Debido a esos constantes viajes que me corresponde realizar por causas de
trabajo, es que tuve la oportunidad de conocer la localidad de Inca de Oro,
ubicada al interior de la comuna de Diego de Almagro. Participaríamos de una actividad para niñas y
niños, acercándolos a los servicios públicos que operan en la comuna.
Fue allí donde conocí a Miguel, un niño de unos diez años, sensible, de ojos oscuros y
largas pestañas, que hablaba del amor y de la vida con sorprendente reflexión para su edad.
Miguel permanecía muy serio, sentado a mi lado, mientras sus compañeros jugaban con
los globos que les habíamos regalado. Y preguntaba de todo acerca de mí, mientras sacaba
conclusiones y cuestionaba todo lo que le respondía. En un instante de nuestra conversación, se quedó ensimismado
mirando al cielo diciéndome que estaba comparando mi belleza con la del sol.
Yo también quería averiguar de dónde había salido, por qué estaba ahí,
qué era lo que lo hacía tan especial y, poco a poco, nos fuimos conociendo.
Miguel se había dibujado un pececito en la mano, y no lo había podido
terminar porque su profesora lo había retado. Era lindo, un juego inocente ¿Por
qué habría de ser malo? Y fue en ese momento cuando me sorprendió más aún.

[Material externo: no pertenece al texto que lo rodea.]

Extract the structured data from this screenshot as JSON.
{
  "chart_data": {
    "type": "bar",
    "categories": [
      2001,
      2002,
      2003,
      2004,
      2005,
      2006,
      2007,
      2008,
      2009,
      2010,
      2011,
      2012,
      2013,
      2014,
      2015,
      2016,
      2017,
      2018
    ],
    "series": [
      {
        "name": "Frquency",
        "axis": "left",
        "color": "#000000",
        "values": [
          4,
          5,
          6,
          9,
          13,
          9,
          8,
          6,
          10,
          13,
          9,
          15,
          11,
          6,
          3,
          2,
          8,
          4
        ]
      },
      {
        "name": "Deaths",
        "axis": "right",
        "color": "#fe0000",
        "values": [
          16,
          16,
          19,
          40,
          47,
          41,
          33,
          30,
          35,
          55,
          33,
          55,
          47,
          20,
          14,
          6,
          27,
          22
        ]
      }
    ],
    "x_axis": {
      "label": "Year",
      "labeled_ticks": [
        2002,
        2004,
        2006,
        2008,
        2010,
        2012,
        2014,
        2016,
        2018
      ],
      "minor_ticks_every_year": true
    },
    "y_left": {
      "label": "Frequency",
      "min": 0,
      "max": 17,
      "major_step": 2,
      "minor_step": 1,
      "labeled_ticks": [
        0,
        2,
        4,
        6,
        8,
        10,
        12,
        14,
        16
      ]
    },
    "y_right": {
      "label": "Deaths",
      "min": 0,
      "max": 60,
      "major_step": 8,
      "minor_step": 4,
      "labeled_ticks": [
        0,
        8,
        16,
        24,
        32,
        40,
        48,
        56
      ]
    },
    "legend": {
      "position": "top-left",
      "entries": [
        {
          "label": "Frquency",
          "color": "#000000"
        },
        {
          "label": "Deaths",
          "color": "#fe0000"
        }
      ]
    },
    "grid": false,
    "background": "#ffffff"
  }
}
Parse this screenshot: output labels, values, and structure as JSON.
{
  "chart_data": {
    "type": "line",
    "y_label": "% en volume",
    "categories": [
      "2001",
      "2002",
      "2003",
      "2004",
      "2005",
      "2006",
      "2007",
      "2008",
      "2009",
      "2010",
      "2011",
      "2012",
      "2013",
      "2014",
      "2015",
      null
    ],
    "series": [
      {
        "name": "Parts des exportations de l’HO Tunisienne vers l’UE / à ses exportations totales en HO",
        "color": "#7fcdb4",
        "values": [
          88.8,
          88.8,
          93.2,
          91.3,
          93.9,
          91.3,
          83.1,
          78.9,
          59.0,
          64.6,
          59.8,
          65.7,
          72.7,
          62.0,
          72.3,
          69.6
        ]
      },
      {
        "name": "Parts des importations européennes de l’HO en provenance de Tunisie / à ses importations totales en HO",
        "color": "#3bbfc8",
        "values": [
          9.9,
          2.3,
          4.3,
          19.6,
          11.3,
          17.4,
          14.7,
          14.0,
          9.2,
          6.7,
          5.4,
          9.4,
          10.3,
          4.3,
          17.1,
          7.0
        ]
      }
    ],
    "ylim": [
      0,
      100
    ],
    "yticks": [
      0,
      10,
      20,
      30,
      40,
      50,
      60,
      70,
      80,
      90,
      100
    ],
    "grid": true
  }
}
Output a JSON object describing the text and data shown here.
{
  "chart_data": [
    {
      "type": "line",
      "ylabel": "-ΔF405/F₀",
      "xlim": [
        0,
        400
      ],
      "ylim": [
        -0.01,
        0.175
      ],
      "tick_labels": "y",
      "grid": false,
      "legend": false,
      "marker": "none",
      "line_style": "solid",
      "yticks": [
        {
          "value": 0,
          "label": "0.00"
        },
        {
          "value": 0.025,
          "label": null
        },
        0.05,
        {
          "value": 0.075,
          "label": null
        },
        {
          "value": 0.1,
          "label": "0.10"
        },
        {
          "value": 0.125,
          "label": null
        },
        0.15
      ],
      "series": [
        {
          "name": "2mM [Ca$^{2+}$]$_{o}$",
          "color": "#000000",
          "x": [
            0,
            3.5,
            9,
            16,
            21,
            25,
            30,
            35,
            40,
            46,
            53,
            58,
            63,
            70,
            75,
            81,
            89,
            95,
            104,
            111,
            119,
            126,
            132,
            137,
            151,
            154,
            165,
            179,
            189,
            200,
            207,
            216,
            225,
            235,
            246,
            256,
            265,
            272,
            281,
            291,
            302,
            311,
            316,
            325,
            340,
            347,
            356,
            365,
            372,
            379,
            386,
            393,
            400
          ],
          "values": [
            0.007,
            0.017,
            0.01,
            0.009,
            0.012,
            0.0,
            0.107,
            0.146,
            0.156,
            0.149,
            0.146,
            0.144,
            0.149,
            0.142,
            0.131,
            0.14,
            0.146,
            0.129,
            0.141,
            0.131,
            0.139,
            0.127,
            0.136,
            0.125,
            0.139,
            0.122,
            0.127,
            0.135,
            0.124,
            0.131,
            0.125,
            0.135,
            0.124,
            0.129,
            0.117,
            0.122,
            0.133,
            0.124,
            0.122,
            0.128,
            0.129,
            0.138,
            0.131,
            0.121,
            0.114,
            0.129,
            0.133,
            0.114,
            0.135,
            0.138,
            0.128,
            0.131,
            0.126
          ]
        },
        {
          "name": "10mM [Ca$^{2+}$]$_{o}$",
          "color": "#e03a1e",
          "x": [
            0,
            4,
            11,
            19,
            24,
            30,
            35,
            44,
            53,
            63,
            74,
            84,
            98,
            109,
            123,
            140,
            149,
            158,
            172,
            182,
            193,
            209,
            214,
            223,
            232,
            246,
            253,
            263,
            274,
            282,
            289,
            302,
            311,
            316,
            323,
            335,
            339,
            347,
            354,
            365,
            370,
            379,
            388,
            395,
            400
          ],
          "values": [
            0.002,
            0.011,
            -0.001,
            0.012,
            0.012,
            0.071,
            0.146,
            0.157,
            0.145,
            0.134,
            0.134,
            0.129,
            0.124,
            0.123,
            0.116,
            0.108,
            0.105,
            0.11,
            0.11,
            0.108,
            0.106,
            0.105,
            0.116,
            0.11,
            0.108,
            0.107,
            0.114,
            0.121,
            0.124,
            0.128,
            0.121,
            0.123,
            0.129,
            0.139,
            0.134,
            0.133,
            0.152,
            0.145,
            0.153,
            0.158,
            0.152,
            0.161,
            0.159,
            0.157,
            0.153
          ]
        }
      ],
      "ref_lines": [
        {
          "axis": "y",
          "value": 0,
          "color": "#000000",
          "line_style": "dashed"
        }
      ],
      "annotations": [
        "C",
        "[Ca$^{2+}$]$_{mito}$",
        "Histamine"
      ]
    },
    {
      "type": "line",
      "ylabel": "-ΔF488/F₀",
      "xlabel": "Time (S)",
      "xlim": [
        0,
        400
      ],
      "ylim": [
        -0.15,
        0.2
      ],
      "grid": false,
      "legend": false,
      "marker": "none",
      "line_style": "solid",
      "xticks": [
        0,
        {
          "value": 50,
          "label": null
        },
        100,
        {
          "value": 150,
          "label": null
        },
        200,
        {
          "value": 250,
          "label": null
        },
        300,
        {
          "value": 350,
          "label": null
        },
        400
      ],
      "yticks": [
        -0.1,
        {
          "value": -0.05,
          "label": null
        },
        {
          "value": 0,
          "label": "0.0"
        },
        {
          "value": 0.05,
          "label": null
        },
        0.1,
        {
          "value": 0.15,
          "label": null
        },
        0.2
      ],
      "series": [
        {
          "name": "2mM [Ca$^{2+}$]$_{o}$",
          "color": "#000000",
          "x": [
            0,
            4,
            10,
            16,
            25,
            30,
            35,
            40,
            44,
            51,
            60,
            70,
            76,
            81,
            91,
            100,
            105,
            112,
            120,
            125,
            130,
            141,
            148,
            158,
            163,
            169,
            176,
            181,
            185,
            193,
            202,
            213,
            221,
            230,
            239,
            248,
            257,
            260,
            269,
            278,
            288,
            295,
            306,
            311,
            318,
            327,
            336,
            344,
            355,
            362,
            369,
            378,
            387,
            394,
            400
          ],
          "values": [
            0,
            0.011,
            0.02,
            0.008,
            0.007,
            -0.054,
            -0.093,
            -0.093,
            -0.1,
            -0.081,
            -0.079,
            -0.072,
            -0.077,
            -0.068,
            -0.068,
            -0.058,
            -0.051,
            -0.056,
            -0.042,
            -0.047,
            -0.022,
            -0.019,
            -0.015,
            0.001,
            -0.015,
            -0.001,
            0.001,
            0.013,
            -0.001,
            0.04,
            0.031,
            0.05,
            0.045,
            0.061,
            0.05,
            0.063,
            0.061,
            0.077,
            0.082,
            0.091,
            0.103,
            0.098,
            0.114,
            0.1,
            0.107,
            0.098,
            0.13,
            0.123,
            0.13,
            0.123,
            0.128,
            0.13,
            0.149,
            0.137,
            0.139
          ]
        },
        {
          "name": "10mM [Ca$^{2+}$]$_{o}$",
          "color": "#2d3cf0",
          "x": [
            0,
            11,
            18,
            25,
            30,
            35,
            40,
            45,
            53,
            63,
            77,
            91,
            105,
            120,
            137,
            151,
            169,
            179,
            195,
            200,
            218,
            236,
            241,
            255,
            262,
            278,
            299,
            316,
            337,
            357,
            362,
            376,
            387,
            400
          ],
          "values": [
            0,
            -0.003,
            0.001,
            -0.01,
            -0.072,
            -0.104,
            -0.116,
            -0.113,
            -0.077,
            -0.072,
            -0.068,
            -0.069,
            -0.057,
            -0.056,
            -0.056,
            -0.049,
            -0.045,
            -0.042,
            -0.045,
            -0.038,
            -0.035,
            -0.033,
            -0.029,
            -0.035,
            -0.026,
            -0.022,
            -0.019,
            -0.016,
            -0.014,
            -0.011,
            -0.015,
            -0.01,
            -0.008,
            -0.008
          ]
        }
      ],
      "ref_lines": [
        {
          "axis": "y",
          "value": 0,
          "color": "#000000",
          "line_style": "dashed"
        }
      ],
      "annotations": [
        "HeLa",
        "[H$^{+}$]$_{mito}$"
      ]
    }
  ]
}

Me miró muy serio y me dijo que yo jamás iba a volver. Que nunca más nos
volveríamos a ver, porque yo no iría a Inca de Oro otra vez, y que él nunca más iba
a volver a ver a una abogada. Y me dolió, porque en el fondo sentí que tenía
razón. Porque yo estaba ahí por cuestiones de trabajo y, si no fuera parte de
éste, tal vez nunca hubiera conocido ese lugar, ni a ese pequeño.